Food Security in South Sudan
Rose Oliver, pictured on 8 August 2014, says she fled fighting in Juba in December 2013, and moved to the village of Kudo in Eastern Equatoria where she has relatives. She relates that, “There was a little bit of food, and we ate it all, and we had to buy from the market with money. We would buy just one bowl [of sorghum] and it's SSP 7.00. We would make small portions and it would last us seven days. Of course it's not enough, but we would drink water and it will fill the stomach.” She buys sugar on credit and uses it to brew alcohol which she sells to earn an income: “I don't have any other job, so where else can I get money?” Rose is illiterate, saying, “I didn't learn to write because I got married very early, at around 12. I got pregnant, so we went together [she and her husband] to Khartoum.” She relates that her husband was much older; she was his third wife. He has since passed away.

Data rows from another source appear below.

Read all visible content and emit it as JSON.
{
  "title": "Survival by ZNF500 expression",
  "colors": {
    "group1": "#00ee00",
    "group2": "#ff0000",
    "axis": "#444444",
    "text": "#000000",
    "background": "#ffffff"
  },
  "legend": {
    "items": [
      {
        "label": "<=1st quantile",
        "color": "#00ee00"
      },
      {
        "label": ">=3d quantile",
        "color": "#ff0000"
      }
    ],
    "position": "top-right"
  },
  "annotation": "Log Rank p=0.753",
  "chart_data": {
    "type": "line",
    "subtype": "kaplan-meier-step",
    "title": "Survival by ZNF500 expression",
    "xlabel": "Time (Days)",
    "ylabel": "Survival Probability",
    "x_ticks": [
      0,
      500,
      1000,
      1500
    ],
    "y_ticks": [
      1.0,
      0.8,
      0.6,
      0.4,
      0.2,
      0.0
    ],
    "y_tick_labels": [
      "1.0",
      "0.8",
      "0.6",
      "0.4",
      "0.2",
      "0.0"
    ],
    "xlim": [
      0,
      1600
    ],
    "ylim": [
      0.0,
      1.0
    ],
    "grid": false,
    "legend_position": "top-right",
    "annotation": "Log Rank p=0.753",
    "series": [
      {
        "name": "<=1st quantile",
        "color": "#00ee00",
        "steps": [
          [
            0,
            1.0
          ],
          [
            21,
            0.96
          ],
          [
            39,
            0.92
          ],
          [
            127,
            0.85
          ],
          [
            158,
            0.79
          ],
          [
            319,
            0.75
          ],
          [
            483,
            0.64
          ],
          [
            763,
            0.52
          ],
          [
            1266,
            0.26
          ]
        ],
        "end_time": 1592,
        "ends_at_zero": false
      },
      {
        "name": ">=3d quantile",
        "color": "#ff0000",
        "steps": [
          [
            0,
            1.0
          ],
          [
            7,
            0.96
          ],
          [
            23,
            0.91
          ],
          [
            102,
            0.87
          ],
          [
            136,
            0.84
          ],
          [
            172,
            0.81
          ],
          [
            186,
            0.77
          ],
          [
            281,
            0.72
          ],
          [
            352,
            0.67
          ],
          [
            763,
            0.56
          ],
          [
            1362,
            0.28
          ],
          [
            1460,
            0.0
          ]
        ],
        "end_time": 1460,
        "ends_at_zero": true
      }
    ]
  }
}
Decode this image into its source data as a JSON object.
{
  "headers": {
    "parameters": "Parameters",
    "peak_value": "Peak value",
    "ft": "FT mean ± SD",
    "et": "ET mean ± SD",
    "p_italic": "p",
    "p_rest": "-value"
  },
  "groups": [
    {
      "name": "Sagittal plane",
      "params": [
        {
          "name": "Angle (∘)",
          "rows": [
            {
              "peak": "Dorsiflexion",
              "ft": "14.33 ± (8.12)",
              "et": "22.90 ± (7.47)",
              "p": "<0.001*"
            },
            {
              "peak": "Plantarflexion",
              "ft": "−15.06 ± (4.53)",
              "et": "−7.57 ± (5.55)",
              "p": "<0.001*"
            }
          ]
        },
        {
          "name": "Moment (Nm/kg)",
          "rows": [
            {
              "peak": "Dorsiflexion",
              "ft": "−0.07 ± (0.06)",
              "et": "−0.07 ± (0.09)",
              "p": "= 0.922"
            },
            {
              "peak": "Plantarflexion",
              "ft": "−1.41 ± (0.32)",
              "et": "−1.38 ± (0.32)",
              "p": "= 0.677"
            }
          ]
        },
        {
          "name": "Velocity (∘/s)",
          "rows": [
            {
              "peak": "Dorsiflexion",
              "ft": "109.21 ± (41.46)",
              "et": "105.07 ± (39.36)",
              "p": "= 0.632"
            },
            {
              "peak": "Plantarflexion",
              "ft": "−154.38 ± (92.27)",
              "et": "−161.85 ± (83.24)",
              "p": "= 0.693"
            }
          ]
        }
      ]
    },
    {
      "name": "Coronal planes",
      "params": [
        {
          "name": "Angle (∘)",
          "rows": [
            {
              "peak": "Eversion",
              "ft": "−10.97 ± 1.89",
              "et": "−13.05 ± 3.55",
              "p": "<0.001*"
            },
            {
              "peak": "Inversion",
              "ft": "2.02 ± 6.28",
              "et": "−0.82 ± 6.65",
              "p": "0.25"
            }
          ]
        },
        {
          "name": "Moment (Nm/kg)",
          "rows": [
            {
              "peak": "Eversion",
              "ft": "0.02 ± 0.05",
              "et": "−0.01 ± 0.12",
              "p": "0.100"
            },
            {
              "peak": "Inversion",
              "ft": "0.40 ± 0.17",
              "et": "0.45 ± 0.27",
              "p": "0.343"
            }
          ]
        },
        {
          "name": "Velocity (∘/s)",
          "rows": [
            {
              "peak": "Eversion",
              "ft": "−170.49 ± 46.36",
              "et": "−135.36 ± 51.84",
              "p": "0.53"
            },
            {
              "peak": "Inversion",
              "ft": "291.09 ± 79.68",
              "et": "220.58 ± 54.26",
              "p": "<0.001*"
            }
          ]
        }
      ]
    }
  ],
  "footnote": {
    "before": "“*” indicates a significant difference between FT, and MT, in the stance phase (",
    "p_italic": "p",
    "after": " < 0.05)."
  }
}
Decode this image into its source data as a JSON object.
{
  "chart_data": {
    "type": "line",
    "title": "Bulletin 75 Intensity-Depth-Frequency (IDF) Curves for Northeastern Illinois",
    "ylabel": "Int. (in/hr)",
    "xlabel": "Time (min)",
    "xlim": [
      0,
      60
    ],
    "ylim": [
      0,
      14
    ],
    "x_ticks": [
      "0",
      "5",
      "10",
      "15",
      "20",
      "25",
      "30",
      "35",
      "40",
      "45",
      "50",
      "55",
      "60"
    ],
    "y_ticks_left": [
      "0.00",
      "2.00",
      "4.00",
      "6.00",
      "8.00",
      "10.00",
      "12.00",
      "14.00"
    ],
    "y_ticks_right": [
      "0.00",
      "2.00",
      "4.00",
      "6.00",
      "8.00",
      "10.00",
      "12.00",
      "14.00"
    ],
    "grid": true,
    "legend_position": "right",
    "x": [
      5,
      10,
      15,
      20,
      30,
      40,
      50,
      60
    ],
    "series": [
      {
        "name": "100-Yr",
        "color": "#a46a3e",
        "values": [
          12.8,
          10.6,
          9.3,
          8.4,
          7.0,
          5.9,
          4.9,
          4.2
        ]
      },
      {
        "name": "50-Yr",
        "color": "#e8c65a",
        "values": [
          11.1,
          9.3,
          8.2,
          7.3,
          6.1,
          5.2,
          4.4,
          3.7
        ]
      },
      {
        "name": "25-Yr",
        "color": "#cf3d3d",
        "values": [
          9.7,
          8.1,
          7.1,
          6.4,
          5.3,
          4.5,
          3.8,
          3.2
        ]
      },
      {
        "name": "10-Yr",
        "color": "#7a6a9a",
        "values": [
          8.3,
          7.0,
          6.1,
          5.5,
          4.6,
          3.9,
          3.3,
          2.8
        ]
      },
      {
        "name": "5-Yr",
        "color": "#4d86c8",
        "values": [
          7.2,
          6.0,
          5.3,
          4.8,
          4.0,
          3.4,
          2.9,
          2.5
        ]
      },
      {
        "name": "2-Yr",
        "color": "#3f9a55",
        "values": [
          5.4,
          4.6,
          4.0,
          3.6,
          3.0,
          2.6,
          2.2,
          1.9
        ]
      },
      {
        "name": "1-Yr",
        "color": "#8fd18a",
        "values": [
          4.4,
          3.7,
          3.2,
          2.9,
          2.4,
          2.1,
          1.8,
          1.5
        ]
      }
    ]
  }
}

Due to a combination of drought in some parts of the country, the ravages of pests in others, and instability caused by war, many South Sudanese are facing acute food shortages and possibly famine.
To improve her chances of producing a viable harvest during the coming growing seasons, Rose received two 2kg of sesame seeds, one bucket of unshelled groundnuts, and 2kg of sorghum during a Plan International distribution. She has already planted the sesame and groundnuts, and will plant the sorghum in August, hoping for a good harvest in early 2015.